I learned from this artifact that it is okay to score low, that just means that there is always room

for improvement and to learn more and become a better teacher. I also learned that with this

artifact, it is okay that not everything is in the excellent (#4) range. I have always been the person

to strive for straight A’s and always try to be perfect- but there is no such thing. This just proves

I have come far but still have more to learn.

Some things I might have done differently is look at what was on the evaluation sheet first to see

what I would be scored on and then tried my best to do what I could remember and implement so

I wouldn’t have scored so low on some sections.

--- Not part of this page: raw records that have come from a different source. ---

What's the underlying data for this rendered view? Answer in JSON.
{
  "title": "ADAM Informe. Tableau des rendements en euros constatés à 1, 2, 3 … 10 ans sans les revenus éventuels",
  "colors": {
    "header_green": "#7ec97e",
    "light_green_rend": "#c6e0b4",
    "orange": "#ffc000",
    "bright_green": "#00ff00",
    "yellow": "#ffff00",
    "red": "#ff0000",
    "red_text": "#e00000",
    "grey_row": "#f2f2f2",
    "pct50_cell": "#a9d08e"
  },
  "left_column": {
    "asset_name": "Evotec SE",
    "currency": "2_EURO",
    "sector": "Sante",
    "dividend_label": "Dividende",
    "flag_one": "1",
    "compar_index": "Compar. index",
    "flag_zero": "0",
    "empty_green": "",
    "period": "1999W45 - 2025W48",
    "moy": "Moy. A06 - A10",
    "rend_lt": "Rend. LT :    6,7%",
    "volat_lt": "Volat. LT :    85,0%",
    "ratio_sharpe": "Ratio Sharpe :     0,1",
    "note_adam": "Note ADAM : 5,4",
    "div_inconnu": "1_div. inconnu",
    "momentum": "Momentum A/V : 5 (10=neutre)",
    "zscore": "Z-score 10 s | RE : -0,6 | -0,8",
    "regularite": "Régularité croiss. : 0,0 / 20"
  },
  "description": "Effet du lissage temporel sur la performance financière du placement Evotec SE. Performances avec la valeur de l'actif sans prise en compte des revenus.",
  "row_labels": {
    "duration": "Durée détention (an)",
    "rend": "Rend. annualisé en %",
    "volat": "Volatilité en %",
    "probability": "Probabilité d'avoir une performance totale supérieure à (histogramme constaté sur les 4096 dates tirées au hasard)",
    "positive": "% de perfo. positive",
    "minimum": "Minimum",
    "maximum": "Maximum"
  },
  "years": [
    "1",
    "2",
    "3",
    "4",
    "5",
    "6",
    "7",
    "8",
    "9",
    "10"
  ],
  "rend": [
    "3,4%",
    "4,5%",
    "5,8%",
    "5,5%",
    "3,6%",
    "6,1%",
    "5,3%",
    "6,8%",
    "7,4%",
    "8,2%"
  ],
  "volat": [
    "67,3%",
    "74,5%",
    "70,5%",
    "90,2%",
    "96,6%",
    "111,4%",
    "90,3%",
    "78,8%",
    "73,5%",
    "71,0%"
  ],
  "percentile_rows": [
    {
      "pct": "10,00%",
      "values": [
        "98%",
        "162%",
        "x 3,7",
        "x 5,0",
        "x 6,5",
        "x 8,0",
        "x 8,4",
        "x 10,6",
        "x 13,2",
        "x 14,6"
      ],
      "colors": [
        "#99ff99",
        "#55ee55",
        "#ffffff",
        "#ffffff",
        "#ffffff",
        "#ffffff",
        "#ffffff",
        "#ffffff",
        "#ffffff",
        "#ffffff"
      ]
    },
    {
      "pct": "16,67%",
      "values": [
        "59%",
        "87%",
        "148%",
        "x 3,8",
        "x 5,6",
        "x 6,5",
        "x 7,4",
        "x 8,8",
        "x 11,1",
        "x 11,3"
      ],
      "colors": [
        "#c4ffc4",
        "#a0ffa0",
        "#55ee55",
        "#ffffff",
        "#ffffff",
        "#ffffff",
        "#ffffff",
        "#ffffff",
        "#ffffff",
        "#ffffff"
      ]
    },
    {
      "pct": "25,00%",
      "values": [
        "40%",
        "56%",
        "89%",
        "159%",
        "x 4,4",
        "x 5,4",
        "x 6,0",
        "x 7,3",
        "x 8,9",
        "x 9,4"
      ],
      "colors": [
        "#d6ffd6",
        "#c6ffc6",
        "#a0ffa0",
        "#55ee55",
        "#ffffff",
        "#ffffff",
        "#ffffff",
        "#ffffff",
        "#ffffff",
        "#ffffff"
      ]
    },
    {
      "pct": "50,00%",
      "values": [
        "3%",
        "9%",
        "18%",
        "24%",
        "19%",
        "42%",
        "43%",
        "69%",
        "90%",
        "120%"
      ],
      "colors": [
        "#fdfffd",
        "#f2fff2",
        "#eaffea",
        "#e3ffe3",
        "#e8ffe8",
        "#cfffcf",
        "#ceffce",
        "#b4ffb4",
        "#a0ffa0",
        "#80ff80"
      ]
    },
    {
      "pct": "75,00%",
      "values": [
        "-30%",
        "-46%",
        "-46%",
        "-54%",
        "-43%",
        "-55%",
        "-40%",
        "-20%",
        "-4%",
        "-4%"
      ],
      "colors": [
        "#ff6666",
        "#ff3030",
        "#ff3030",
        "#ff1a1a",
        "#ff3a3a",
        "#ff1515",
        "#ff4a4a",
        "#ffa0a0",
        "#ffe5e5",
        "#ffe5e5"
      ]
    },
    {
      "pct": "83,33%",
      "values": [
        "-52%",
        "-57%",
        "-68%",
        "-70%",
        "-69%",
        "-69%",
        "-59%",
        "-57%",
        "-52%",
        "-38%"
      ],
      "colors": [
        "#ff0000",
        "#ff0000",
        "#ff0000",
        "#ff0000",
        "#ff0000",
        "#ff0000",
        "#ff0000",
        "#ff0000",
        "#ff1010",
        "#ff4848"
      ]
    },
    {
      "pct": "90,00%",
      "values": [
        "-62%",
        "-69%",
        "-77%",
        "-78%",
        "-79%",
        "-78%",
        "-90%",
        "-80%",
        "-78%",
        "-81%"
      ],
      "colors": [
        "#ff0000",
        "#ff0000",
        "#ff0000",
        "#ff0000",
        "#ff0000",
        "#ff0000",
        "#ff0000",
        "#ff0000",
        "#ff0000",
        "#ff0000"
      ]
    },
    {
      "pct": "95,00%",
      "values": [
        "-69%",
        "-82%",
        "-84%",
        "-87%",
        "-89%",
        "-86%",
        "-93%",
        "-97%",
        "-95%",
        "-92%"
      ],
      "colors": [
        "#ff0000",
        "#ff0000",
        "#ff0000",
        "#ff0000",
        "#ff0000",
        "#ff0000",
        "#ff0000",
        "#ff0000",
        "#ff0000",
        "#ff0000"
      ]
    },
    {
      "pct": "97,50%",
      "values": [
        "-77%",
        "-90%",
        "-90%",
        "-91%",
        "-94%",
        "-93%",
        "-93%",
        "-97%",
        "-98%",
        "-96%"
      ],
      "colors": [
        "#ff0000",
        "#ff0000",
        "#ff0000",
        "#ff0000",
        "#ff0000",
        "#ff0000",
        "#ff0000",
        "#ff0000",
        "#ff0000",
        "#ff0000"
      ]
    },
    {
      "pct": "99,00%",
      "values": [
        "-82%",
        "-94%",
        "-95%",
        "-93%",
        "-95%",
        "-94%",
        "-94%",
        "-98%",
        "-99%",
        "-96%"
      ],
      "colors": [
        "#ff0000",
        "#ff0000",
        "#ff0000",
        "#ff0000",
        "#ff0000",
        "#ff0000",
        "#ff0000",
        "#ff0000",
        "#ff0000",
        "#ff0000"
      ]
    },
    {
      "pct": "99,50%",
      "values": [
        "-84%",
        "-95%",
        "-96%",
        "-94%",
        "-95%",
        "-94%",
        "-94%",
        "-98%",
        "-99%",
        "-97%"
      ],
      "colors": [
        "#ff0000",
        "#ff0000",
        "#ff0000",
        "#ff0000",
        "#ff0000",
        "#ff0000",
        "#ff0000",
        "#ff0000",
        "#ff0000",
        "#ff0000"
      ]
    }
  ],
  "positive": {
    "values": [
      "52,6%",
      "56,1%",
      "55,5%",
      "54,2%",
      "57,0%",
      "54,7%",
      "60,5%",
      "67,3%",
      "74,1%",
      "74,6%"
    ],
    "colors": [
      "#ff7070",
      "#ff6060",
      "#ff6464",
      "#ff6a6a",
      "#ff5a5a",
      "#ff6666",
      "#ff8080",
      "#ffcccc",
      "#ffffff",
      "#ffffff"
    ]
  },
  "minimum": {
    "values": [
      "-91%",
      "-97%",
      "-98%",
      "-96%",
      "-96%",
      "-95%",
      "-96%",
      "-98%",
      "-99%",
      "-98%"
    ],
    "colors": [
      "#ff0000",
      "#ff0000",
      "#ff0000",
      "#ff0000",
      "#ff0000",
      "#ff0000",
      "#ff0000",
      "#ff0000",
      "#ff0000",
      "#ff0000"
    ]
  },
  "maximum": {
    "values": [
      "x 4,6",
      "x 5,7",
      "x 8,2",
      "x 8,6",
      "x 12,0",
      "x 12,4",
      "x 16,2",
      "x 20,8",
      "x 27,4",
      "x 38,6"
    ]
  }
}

I can connect to this artifact through educational and work related experiences because this

proves that I am making progress as an educator and that I am doing okay for just starting out.
Future Professional Goals
IV: Future Professional Goals

After my last semester at Manchester Community College comes to a close, I will be working

full-time at my work (Learn As We Play). I am hoping to also enjoy my summer vacation as

much as I can before I start going back to school in the fall. I will be attending Keene State

College for a Bachelor’s degree in Early Childhood Education (birth to 3rd grade) and two

minors in Special Education and Psychology. While attending this school, I am hoping to work

at the lab school/day care that they have on campus or somewhere around a campus to get more

experience and earn a little income while I am away. My goal is to have my bachelor’s within

two years, but will most likely take longer because I have two minors that I need to take classes


In 5 years, I hope to be working at a public school system, either to start as a paraprofessional or

as a substitute teacher and work my way up to being a lead teacher in my own classroom

(anywhere from kindergarten to 3rd grade). Even though I want to be working in a public school

system, I would also keep my job as a lead teacher at the daycare I am currently at, just to add

more income when I first start out. Along with all of this, I also plan to go to the University of

New Hampshire and earn my Master’s in Elementary Education. But, I want to earn this as soon

as I graduate from Keene State College because I know if I take a year off, I will not want to go

back to school.

In 10 years, I plan on having my Master’s degree in Special Education as well. I would like to be

a full-time lead teacher in my own classroom (hoping kindergarten or first grade- if I got to

choose). I believe I want to work with the younger elementary children because I feel as though I

would do better and I have worked with children this age before and loved every minute of it.